Campaign running but no callsTime window, CXB Dialler health, fleet capacity, pending/retryable rows.
Many no-answer/rejectedCarrier/SIP status, number quality, time of day, caller ID reputation.
Calls answer but bot does not joinCXB Core attach errors, fleet availability, LiveKit room state.
Bot says wrong customer infoCSV headers, CRM pre-fetch, prompt variables.
Retries not happeningMax attempts reached, retry delay not elapsed, outcome not in retry rules.
Attempt report missing expected dataAttempt still in progress or result webhook not finalized.

Data issues

If the bot speaks curly braces like:
{{CUSTOMERNAME}}
then the variable is missing. Check:
  • CSV header spelling
  • CRM response field spelling
  • prompt variable spelling
  • flat vs namespaced variable usage

Dialler health

Engineering can check on the CXB Dialler host:
curl -fsS http://127.0.0.1:8090/health
uv run python scripts/smoke_check.py
The smoke check validates settings, MongoDB, indexes, health, metrics, fleet reachability, and stale campaign states.

Stuck states

Escalate if many rows remain old in:
  • leased
  • ringing
  • amd_screening
  • attaching
  • dialling
  • in_progress
  • _processing
callback_scheduled and retry_scheduled are normal waiting states, not stuck states — they hold until their due time. Only escalate if a callback_scheduled row stays past its scheduled time while the campaign is running and within its window. These states should move forward or be recovered by stale handling.
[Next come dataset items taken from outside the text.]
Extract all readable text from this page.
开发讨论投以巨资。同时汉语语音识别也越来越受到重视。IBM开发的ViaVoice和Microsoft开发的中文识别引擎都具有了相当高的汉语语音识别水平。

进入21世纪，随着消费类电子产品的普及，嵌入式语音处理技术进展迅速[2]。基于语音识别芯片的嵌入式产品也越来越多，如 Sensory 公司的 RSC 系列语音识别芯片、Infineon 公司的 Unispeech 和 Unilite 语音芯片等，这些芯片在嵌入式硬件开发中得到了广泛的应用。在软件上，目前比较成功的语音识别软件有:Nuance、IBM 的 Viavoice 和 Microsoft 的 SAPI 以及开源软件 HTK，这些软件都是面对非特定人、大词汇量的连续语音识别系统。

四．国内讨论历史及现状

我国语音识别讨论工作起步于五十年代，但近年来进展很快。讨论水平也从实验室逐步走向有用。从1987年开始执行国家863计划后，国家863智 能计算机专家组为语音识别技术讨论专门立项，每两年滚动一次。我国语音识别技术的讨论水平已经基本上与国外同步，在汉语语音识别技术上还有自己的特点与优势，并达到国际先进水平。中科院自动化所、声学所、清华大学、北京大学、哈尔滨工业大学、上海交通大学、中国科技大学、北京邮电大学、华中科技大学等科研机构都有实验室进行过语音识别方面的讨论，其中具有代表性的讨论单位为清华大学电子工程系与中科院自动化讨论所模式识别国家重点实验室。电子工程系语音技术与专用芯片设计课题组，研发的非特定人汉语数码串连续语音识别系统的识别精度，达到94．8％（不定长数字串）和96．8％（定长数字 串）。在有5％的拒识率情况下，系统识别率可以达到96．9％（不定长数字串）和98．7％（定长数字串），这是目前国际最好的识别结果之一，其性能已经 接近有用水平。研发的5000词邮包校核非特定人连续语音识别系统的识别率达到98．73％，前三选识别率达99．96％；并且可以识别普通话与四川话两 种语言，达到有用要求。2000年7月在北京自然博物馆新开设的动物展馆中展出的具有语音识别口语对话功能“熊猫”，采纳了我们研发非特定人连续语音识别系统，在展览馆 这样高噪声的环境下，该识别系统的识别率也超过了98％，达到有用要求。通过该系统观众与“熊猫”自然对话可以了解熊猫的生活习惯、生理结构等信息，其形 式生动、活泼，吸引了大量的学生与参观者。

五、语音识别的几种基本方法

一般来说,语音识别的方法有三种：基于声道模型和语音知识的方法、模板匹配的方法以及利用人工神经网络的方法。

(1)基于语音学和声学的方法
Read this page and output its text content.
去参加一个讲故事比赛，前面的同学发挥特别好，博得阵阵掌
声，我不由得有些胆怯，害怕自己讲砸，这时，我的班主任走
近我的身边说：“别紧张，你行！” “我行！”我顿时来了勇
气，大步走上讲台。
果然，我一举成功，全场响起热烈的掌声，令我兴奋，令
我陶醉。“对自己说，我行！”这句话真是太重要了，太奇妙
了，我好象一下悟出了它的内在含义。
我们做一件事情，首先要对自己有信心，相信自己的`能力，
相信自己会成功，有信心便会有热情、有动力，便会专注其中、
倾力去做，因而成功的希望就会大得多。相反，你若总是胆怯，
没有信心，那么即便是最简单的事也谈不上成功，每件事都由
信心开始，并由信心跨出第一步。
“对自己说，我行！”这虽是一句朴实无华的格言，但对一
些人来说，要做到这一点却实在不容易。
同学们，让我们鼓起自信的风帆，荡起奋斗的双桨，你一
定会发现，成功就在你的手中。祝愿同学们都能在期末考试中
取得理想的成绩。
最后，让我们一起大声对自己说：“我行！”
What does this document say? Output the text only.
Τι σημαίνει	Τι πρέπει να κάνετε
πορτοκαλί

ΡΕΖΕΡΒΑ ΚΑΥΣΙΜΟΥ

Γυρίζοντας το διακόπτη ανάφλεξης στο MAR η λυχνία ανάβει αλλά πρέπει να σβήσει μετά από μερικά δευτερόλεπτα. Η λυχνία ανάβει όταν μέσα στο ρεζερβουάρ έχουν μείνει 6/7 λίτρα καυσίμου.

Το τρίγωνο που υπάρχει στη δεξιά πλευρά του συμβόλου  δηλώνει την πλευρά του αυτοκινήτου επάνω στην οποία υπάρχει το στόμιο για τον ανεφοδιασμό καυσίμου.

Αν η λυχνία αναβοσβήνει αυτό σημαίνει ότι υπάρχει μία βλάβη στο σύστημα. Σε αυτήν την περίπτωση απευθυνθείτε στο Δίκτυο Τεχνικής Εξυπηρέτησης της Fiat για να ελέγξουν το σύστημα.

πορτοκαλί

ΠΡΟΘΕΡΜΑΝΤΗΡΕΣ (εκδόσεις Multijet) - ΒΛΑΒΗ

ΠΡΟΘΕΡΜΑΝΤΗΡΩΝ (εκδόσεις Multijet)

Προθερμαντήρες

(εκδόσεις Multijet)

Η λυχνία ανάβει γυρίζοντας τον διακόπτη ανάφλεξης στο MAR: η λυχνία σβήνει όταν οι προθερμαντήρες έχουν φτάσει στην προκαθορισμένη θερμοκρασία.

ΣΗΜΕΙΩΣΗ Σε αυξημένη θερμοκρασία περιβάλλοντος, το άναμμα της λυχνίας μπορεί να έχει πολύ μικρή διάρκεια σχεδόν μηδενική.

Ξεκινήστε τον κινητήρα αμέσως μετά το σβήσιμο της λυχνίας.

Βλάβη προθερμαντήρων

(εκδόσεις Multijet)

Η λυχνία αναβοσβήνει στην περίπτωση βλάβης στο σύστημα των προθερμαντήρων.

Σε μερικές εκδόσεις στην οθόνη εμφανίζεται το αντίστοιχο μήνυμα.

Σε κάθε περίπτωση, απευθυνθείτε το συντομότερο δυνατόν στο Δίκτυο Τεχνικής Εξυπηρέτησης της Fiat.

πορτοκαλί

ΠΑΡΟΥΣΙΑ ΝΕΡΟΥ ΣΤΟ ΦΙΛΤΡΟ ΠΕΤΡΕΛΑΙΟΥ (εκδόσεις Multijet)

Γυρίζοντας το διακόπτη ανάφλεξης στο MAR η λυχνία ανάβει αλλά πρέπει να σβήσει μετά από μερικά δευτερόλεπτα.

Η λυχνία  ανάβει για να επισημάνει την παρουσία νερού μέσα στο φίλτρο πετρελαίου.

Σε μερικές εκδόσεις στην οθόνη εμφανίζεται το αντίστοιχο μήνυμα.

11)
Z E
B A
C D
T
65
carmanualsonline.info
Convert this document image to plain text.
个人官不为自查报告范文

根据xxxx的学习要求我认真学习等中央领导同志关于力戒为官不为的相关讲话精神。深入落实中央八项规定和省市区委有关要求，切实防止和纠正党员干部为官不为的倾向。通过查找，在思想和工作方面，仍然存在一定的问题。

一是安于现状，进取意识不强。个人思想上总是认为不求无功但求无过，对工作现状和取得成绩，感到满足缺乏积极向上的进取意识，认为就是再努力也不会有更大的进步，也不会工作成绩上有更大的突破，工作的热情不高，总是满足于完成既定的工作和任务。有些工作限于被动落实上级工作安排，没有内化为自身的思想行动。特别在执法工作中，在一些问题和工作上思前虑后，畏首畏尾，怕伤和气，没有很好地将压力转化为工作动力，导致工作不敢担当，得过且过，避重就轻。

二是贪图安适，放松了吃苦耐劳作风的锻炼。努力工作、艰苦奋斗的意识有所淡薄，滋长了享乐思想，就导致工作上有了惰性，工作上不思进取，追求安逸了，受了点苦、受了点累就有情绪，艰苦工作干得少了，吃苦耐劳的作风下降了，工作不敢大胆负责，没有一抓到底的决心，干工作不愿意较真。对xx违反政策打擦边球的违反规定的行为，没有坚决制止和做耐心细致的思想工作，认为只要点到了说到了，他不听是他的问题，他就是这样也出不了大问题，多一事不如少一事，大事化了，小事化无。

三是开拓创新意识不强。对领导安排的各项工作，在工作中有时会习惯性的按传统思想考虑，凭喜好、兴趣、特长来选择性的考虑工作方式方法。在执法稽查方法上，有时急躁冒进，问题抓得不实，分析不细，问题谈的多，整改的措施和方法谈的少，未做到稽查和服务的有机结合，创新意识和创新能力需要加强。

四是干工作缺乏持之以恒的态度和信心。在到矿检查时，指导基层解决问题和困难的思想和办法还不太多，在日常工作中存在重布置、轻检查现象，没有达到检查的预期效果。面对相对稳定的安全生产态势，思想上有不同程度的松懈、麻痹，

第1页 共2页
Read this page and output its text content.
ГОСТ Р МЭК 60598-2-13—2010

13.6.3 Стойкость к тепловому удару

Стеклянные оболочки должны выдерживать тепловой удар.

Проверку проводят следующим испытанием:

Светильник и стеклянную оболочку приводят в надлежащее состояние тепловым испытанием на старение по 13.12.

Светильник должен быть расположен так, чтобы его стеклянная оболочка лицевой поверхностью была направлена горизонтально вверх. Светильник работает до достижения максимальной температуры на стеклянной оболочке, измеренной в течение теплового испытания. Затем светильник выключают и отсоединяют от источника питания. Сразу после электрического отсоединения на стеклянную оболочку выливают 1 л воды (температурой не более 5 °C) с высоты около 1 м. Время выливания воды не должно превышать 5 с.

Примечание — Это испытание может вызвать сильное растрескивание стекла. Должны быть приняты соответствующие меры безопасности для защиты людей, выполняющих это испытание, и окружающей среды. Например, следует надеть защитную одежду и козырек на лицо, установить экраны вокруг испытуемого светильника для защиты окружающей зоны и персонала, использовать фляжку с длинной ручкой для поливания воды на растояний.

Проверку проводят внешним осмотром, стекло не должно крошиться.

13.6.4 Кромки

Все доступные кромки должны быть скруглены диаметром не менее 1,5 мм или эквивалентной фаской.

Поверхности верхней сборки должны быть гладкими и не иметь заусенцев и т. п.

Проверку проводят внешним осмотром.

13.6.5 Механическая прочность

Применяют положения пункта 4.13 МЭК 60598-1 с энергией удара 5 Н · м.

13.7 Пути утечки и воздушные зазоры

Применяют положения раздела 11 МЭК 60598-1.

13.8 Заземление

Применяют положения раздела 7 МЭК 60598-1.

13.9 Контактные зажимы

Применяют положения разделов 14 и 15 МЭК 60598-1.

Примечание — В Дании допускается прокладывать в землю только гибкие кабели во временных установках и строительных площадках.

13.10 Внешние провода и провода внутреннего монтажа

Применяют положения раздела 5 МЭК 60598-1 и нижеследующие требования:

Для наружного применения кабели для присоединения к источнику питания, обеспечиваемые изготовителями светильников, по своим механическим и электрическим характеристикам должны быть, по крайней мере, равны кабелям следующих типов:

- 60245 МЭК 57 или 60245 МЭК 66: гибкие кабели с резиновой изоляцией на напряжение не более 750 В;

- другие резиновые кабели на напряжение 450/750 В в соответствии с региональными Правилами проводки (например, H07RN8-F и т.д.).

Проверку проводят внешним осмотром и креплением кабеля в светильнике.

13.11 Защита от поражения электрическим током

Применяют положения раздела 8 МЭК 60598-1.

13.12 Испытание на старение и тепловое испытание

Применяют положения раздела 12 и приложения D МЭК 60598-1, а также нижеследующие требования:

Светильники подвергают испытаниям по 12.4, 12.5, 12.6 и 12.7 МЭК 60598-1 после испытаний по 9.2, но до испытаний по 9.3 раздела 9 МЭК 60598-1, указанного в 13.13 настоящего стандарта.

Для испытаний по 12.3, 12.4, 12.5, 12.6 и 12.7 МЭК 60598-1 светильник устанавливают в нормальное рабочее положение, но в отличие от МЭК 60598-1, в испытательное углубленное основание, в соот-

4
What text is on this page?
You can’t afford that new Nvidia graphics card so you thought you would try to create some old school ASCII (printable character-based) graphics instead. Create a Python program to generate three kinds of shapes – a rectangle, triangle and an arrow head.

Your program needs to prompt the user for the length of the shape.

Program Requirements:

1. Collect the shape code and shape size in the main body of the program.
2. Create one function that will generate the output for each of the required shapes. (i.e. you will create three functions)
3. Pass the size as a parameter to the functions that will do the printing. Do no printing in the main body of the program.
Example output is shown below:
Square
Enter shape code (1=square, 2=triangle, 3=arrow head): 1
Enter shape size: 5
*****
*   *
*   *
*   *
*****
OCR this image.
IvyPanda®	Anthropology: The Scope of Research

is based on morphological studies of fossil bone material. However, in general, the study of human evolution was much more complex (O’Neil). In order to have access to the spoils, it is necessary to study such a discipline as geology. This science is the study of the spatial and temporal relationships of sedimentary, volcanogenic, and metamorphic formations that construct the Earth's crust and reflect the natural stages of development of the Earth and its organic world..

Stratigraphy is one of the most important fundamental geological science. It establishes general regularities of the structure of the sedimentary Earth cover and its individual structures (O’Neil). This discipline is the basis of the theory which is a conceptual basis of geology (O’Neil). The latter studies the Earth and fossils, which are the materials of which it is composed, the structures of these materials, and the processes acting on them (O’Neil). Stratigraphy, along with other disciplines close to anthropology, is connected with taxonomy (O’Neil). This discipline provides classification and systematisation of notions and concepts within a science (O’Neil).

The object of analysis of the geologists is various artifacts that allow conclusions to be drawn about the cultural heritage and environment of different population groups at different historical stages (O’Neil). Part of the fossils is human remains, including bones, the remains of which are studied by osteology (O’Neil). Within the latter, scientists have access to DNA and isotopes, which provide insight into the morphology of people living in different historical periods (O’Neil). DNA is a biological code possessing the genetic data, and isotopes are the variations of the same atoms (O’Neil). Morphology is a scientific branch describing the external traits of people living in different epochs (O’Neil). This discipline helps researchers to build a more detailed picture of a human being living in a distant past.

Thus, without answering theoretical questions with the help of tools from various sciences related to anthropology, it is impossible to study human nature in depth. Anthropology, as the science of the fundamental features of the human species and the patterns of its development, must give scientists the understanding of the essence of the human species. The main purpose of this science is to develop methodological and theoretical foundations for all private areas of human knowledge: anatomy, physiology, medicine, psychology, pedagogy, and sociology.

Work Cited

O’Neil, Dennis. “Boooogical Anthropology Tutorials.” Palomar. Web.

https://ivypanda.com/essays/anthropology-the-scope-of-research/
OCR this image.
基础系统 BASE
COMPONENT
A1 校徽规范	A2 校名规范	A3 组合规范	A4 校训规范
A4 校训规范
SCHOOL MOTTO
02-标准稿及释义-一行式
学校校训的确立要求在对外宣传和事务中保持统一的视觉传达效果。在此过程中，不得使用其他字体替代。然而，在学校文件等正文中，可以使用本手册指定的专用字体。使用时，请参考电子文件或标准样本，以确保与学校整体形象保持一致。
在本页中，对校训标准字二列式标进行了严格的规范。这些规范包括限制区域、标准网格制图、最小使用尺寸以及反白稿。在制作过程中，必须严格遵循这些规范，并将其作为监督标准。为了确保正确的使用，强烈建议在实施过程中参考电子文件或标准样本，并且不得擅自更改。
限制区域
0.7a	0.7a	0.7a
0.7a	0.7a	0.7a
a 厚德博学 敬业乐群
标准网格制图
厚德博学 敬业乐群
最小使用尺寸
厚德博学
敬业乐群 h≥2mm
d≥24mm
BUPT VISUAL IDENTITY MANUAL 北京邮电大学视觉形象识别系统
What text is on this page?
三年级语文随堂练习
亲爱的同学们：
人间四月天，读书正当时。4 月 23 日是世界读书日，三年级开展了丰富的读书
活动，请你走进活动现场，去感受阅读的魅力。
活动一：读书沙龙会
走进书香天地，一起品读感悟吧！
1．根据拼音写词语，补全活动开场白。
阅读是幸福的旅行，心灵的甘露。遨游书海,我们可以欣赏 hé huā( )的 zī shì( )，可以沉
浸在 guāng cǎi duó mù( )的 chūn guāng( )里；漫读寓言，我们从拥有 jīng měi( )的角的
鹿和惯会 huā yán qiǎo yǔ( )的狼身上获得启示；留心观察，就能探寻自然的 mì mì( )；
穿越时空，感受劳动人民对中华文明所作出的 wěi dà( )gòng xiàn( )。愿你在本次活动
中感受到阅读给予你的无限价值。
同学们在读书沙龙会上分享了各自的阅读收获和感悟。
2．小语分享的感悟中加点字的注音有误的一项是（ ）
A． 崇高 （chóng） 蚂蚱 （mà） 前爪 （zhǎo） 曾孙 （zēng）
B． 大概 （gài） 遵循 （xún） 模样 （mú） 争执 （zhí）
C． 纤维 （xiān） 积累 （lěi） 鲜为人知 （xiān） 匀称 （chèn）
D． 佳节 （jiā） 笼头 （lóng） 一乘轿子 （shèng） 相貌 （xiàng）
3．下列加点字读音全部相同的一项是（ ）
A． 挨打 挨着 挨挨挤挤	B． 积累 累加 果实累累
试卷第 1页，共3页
Persistent buildup means the dialler, LiveKit, CXB Core, or result path needs investigation.

SIP patterns

Repeated SIP status patterns usually point outside bot logic:
PatternCommon meaning
408 / 480No answer or temporarily unavailable.
486 / 603Busy/rejected/declined.
429Rate limited.
5xxCarrier/provider/server issue.
How the dialler maps SIP to a disconnect reason: on an unanswered dial, a SIP code of 408, 480, or an empty/missing code is recorded as no_answer; any other non-answer code is recorded as rejected. So a 486/603 (and most other failure codes) become rejected, while ring-no-answer and timeouts become no_answer.
Do not change the bot prompt to fix SIP failures.